Talvez falte aos franceses um frasista, para atrair a atenção do público dizendo que seu futebol morrerá. Tanto faz. O problema é o mesmo. Os clubes se acostumaram por três décadas a negociar seus direitos de transmissão, a cada ciclo, por valores mais altos. Assim eles podiam gastar cada vez mais, jogadores recebiam salários maiores, agentes se metiam no processo para cobrar comissões, e todo mundo saía da festa satisfeito. Mas todo carnaval tem seu fim. E o fim parece ter chegado.

Quando se comparam os valores obtidos por cada país com a transmissão da primeira divisão, os atuais e os do ciclo anterior, Itália, França e Alemanha têm arrecadações menores do que tinham. A Espanha conseguiu elevar um pouco seu valor, porque negociou cinco anos de direitos, em vez de apenas três. Só a Inglaterra ainda consegue expandir seu faturamento — e isto por causa dos direitos internacionais, puxados pela audiência estrangeira, não por causa do mercado do Reino Unido.

Dirigentes de lá se desesperam porque a disparidade na arrecadação acaba em concentração de talento.
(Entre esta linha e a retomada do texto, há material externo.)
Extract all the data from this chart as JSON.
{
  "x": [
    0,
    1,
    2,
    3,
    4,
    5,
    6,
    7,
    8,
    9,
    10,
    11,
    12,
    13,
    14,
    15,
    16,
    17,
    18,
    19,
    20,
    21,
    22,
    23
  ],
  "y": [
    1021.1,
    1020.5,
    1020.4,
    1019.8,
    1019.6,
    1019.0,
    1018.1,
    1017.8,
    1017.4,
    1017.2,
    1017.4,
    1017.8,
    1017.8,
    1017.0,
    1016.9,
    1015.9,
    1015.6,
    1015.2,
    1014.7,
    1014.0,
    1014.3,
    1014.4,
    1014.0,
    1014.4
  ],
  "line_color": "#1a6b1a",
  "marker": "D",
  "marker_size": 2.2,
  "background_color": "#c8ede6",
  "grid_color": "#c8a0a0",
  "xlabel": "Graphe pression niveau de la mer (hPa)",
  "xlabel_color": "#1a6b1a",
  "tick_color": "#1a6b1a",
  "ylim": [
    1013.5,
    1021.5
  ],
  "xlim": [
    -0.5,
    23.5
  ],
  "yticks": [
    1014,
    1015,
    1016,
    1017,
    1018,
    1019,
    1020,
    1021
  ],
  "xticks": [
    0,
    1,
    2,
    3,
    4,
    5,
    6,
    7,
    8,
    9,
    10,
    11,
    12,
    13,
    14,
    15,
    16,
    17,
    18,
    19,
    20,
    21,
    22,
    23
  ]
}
Se o futebol inglês ainda dá um jeito de elevar seu faturamento, enquanto as outras ligas andam de lado ou para trás, a Premier League tende a reter os melhores jogadores do mundo. E aí uma coisa puxa a outra. Atletas melhores chamam mais audiência, que atraem mais transmissão pelo mundo, que paga mais pelos direitos, o que eleva os salários de atletas. Mas só para quem está na Inglaterra.

Os europeus têm ligas de clubes para negociar os direitos. Nós, no Brasil, não. Eles vendem direitos internacionais por valores significativos. Nós, não. Eles têm moedas e economias mais fortes do que a nossa. Eles têm jogadores e técnicos melhores e mais famosos do que os nossos. E, mesmo assim, eles estão preocupados com a estagnação e a desigualdade entre os mercados deles, enquanto nós persistimos na desunião e na esperança de que, especiais que somos, o carnaval não acabe nunca.